Finvarb countered that he had already made a non-refundable deposit of several hundred thousand dollars when he met with the board. At that time, hotel use was allowed on the property, he said.
Finvarb’s attorney, Mickey Marrero, said his client agreed to virtually all the demands of the association, including limiting the number of guests per room, having 24-hour concierge service, forbidding outdoor speakers, and not placing washers and dryers in the hotel rooms. The only demand they couldn’t meet was having an entranceway on Dade Boulevard. “We knew the county would never agree to that,” Marrero said.

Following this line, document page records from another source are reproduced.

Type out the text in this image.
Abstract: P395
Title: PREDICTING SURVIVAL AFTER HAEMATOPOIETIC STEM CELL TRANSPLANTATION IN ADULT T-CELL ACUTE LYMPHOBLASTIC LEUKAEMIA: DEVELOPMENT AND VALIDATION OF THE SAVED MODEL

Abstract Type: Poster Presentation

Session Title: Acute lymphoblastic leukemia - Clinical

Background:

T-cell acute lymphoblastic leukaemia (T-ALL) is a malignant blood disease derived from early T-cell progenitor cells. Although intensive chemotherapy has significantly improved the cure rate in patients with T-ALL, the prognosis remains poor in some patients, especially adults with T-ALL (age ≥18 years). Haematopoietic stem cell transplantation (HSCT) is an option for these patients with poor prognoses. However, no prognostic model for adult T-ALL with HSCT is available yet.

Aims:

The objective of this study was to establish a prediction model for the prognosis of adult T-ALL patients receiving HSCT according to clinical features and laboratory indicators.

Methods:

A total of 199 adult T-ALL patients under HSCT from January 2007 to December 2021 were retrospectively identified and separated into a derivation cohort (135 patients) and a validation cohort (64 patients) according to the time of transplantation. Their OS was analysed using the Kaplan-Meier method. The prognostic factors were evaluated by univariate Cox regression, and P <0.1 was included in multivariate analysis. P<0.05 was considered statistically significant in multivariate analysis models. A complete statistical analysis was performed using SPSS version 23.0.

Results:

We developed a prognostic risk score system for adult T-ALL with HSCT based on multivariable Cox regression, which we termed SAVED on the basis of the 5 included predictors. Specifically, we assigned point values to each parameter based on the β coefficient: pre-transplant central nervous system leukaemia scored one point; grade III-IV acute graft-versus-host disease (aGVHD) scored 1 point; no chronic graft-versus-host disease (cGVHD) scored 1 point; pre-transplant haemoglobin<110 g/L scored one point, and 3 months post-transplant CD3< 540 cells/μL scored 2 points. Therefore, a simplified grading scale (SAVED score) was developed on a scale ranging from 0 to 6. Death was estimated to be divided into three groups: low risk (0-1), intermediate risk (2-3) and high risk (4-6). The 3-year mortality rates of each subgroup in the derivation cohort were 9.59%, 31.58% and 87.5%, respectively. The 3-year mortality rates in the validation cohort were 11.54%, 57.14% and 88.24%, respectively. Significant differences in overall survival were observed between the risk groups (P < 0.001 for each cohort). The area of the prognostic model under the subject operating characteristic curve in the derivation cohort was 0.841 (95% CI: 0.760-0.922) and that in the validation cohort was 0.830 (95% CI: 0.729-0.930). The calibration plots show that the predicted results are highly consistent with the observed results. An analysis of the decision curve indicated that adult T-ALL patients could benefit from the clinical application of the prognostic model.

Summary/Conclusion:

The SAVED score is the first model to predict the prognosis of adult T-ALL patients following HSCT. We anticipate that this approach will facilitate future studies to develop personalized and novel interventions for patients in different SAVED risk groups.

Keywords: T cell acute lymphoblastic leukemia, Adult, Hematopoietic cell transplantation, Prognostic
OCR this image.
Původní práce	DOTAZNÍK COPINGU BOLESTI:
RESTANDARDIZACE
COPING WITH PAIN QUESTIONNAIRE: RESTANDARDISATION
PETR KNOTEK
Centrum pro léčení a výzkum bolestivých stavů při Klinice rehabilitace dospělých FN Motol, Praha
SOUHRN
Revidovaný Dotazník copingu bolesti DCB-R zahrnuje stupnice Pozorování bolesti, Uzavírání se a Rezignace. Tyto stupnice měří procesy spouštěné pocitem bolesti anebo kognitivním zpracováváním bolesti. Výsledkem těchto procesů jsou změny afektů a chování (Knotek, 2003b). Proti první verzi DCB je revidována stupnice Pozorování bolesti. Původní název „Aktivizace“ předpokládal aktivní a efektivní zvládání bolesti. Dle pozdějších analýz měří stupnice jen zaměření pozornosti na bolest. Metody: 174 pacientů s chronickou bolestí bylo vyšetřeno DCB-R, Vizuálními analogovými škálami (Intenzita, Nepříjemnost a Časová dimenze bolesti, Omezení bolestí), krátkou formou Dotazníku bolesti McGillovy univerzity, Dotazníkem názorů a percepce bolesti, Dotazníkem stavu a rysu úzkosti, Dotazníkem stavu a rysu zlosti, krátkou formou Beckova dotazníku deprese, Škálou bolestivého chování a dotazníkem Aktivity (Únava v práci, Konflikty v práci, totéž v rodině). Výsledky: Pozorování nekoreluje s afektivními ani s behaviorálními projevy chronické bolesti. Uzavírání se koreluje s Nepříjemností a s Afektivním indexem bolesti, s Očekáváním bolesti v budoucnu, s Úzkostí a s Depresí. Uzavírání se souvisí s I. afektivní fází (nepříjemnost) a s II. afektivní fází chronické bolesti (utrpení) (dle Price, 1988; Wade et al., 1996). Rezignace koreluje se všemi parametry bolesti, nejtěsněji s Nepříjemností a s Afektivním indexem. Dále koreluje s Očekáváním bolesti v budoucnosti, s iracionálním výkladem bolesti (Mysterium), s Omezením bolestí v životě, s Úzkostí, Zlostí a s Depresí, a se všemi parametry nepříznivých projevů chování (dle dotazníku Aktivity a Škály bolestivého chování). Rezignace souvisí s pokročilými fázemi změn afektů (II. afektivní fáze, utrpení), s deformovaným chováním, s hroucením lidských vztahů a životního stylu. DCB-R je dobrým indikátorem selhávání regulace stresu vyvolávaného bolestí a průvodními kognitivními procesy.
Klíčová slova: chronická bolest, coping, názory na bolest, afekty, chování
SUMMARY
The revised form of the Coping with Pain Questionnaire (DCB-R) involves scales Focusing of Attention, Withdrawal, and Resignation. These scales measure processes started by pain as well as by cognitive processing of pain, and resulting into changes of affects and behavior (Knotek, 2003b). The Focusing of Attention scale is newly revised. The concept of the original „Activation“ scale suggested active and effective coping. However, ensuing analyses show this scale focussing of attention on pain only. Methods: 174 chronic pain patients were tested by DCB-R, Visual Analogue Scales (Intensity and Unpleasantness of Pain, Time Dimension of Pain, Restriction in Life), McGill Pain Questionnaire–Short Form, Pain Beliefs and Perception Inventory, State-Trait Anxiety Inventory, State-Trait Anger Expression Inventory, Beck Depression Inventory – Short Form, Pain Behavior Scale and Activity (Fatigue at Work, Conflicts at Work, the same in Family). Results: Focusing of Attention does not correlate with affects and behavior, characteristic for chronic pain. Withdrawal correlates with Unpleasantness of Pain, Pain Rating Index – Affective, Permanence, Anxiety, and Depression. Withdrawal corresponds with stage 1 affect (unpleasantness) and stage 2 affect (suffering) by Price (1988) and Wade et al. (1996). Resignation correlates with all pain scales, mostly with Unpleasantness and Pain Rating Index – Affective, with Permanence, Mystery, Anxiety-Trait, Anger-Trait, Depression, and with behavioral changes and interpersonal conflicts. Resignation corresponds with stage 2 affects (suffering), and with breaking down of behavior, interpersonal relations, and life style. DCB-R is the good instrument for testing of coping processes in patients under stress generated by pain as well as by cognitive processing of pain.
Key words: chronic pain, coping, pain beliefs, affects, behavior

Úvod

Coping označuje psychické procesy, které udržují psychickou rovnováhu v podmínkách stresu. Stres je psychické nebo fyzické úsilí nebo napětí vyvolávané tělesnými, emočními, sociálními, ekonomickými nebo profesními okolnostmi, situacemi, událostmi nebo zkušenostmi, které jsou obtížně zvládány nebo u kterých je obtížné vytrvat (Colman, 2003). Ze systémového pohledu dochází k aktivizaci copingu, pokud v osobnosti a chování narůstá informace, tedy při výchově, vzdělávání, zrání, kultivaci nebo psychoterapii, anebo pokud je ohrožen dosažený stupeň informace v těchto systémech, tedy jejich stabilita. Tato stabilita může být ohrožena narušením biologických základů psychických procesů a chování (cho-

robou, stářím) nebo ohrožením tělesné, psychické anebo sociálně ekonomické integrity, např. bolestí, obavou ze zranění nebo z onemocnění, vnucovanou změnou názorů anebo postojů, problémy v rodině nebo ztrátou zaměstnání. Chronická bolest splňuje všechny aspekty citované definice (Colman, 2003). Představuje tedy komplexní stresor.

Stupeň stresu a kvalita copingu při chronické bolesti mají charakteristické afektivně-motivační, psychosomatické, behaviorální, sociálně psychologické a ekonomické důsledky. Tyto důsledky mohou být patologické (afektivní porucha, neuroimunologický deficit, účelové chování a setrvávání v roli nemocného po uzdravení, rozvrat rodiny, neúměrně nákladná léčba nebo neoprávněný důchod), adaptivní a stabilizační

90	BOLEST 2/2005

Another Finvarb lawyer, Michael Llorente, threatened legal action if the city didn’t grandfather his client’s property.

Miami Beach City Manager Alina Hudak recommended exempting Finvarb’s parcel from the new regulations because it is on the outer perimeter of the overlay district and the developer volunteered “to reduce and limit the occupancy of the hotel rooms below what is currently required under the city code,” she explained in a memo to the mayor and the commission. Planning Director Tom Mooney also confirmed that if a multifamily building were constructed on the site “they could do short-term rentals as of right, which could be daily rentals.”

Vice Mayor Ricky Arriola, a board member of the Townhomes at Sunset Harbour and a sponsor of the overlay district ordinance, said that the neighborhood association never spoke to his association. Arriola said he is in favor of the hotel and felt that his neighbors were subjected to a “push poll” that neglected to mention the legal risk to the city. “This is a good deal and we should just move forward with it and go on with our lives,” he said.

Commissioner David Richardson predicted that if the measure is not passed, the city would be sued and a settlement would be negotiated with Finvarb that would allow him to build a hotel without the concessions Finvarb offered. Richardson also feared this would send out a message to anyone wishing to invest in Miami Beach that “we might change the rules in the middle of the game on you, even if it costs you hundreds of thousands of dollars.”

But Commissioner Michael Gongora countered that property rights aren’t vested under current Miami Beach law unless the project was already approved by the Miami Beach Design Review Board, and he would rather “err on the side of the residents.”

In a vote to approve the overlay district including a provision grandfathering hotel rights for Finvarb’s parcel, Mayor Dan Gelber, Arriola, Micky Steinberg and Richardson voted yes. Commissioners Steven Meiner, Mark Samuelian, and Gongora voted no. Because zoning code changes require five affirmative votes, the motion failed. A second vote approving the overlay district leaving out a provision grandfathering Finvarb’s parcel passed unanimously. Finvarb declined to comment following the meeting.